AccelFoods’ investment model sees the group buy into early-stage food companies with which it then provides capital and support to generate growth, Jupiter explained.
“Typically, we will start by investing a small six-figure sum. Over the next 12-to-24 months we will step this up to support the brand as it grows… Ultimately, we want to be in a position where the business attracts the interest of a strategic buyer and we see a return on that investment.”
When assessing companies for potential investments, AccelFoods is focused on high-growth areas of the food market where the group sees space for future expansion.
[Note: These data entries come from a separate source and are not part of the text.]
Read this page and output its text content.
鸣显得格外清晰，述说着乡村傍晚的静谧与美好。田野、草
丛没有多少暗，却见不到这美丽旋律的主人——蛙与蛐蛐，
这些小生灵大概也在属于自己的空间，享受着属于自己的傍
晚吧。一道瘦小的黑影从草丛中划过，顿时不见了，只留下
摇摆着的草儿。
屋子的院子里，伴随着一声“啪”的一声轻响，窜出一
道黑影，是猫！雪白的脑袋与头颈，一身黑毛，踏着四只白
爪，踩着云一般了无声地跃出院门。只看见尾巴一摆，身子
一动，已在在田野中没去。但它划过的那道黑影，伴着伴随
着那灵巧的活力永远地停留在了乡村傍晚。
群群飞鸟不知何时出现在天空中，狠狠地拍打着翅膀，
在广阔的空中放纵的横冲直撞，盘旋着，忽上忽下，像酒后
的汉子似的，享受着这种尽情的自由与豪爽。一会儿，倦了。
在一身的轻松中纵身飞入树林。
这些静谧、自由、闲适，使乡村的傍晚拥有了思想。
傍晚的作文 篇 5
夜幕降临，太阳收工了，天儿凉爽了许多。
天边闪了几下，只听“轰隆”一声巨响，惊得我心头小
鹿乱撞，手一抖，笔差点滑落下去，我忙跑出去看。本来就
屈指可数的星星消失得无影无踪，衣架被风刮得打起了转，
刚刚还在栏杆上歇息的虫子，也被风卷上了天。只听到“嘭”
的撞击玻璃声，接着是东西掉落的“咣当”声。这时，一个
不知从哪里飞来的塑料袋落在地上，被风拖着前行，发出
“We are interested in protein, particularly plant-based protein in both snacks and beverages. We also like brands that are kid-focused… Better-for-you snacking more broadly is a big area for growth [as is] convenience,” Jupiter suggested. “We look at things like market size and scope for disrupting and gaining share.”
Jupiter believes the influx of capital, from private-equity investors and from larger food companies increasingly investing in smaller, natural or organic companies is a positive for the sector. “We have seen a big increase in capital inflow to the natural sector… this is a positive because it is really helping to fuel growth,” she suggests. “The activity from the investment funds of strategics as they use it to support innovation is also encouraging. It shows these smaller companies that they don’t need to be a $500m brand to be on the radar.”
However, with a proliferation of smaller companies in the natural sector and with a finite amount of shelf-space, Jupiter believes the market could see mounting pressure for consolidation in the future. “I think that down the line we could see that happening. The winners are likely to be those selected [for acquisition or investment] by the larger food companies,” she suggests.